The Local · 8 Sep 2004, 17:30
Published: 08 Sep 2004 17:30 GMT+02:00
In an interview with Dagens Industri on Saturday, Peter Augustsson, President and CEO of Saab Automobiles, says that staff must be prepared to work longer days and be more flexible, if the Trollhättan assembly plant is to survive.
Meanwhile, subcontractors face a tough time ahead, should GM decide to move production to Germany. Some 10,000 jobs are at risk if GM decides to realise its plan, according Sven-Åke Berglie, of the Scandinavian Automotive Suppliers association.
... And PM criticises GM
On Friday at a meeting in Bonn, Swedish Prime Minister Göran Persson discussed GM’s plans to transfer production to Germany with Wolfgang Clement, the German Minister of Economics and Labour.
The Swedish PM described the situation as "dismal" and remarked that the government would do all it could to secure jobs in Trollhättan.
"It is extremely unfortunate when two European cities are faced off against each other by an American firm in Detroit," commented a critical PM.
Company registration delay: Minister demands an explanation
In recent weeks Leif Pagrotsky, Minister of Industry, has received many complaints from irritated executives and private individuals over the Swedish Companies Registration Office. At present it takes up to nine weeks to register a limited company, a fact that has caused the minister to demand an explanation from H G Wessberg, director general of the authority.
The government directive expressly states that 80 per cent of all cases should be dealt with within 5 days and the remainder within 10 days.
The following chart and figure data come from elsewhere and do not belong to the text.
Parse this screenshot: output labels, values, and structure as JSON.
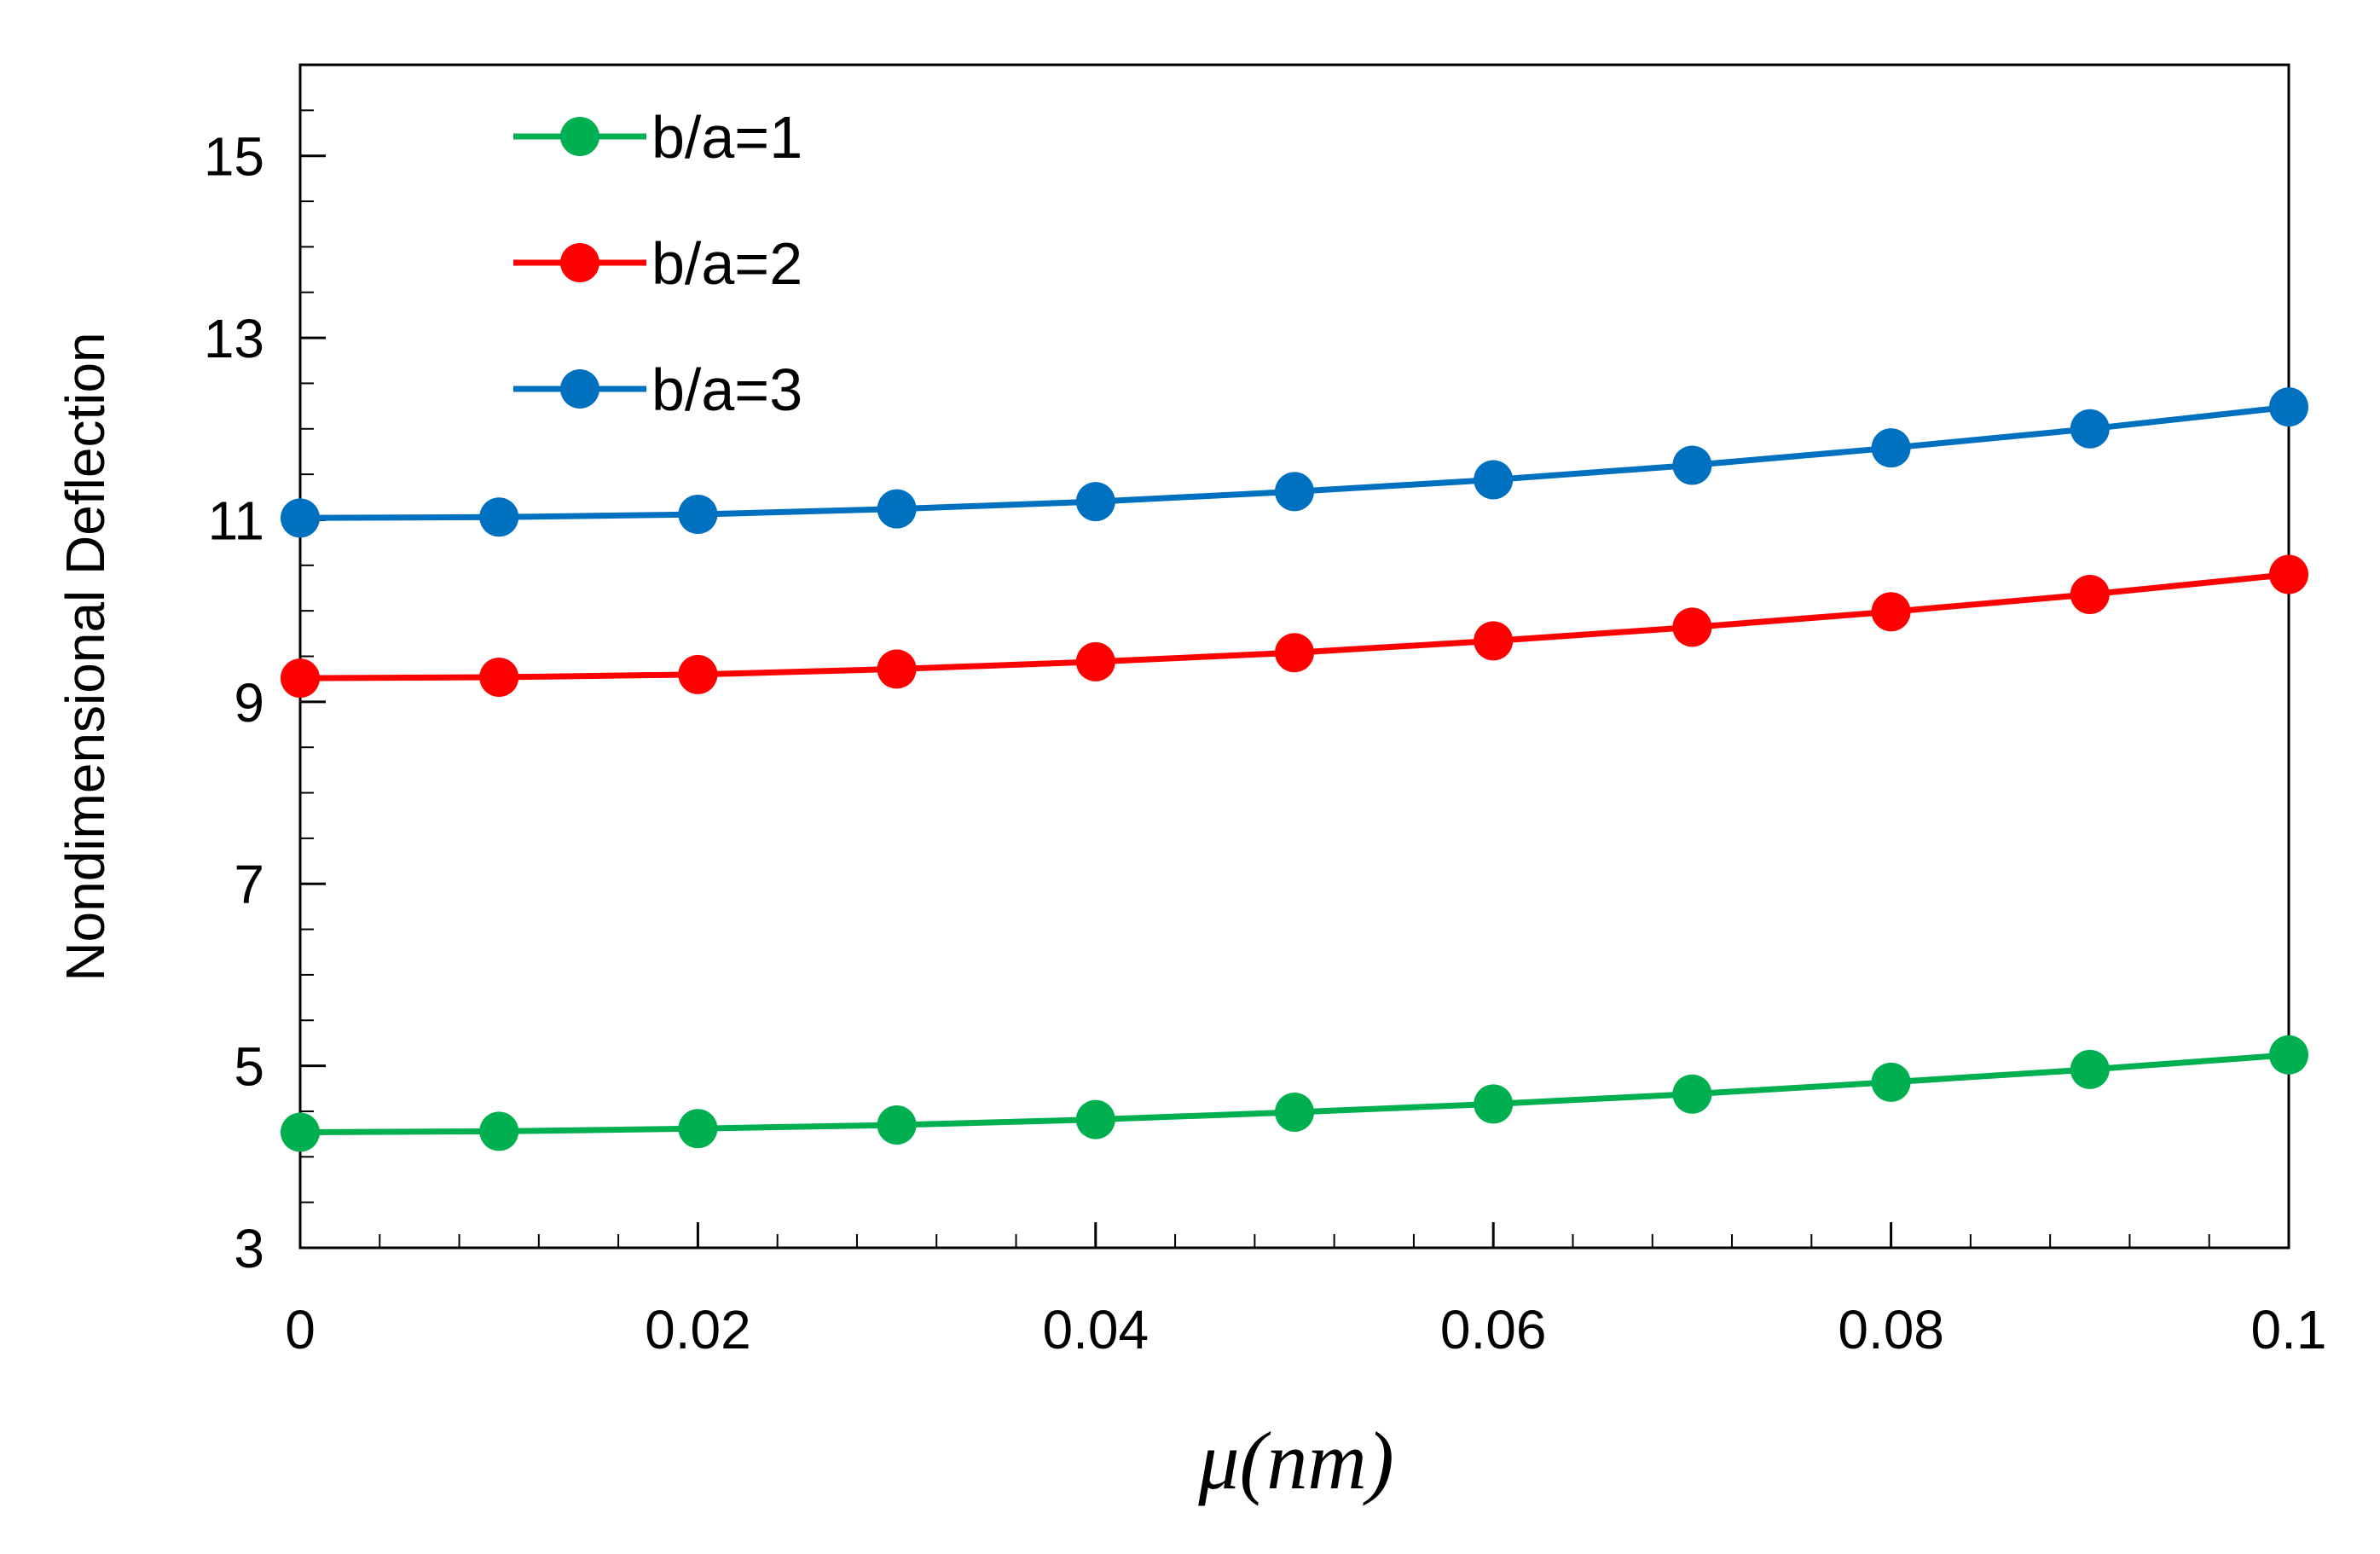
{
  "chart_data": {
    "type": "line",
    "title": "",
    "xlabel": "μ(nm)",
    "ylabel": "Nondimensional Deflection",
    "xlim": [
      0,
      0.1
    ],
    "ylim": [
      3,
      16
    ],
    "x_ticks": [
      0,
      0.02,
      0.04,
      0.06,
      0.08,
      0.1
    ],
    "x_tick_labels": [
      "0",
      "0.02",
      "0.04",
      "0.06",
      "0.08",
      "0.1"
    ],
    "x_minor_step": 0.004,
    "y_ticks": [
      3,
      5,
      7,
      9,
      11,
      13,
      15
    ],
    "y_tick_labels": [
      "3",
      "5",
      "7",
      "9",
      "11",
      "13",
      "15"
    ],
    "y_minor_step": 0.5,
    "grid": false,
    "legend_position": "top-left",
    "x": [
      0,
      0.01,
      0.02,
      0.03,
      0.04,
      0.05,
      0.06,
      0.07,
      0.08,
      0.09,
      0.1
    ],
    "series": [
      {
        "name": "b/a=1",
        "color": "#00b050",
        "values": [
          4.27,
          4.28,
          4.31,
          4.35,
          4.41,
          4.49,
          4.58,
          4.69,
          4.82,
          4.96,
          5.12
        ]
      },
      {
        "name": "b/a=2",
        "color": "#ff0000",
        "values": [
          9.26,
          9.27,
          9.3,
          9.36,
          9.44,
          9.54,
          9.67,
          9.82,
          9.99,
          10.18,
          10.4
        ]
      },
      {
        "name": "b/a=3",
        "color": "#0070c0",
        "values": [
          11.02,
          11.03,
          11.06,
          11.12,
          11.2,
          11.31,
          11.44,
          11.6,
          11.79,
          12.0,
          12.24
        ]
      }
    ]
  }
}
Fund earmarks 400 million crowns
The Swedish Industrial Development Fund is to earmark 400 million crowns for investment in new companies and university projects. The Fund also proposes tax breaks for 'business angels' wishing to invest in new companies.
New technology puts pressure on Telia
Fixed telephony is one of the most profitable areas of business in the world of telecommunications, since almost all investment has been paid for. In 1993 alone Telia drew in 16 billion crowns from private, fixed telephony, 14.8 billion crowns of which was pure profit.
Now, however, new technology means that more and more operators will begin to compete within the field of IP telephony and Telia Sonera risks losing out.
Alfred Berg forecasts that Telia Sonera could lose up to 3.5 billion crowns in revenue within the next two years.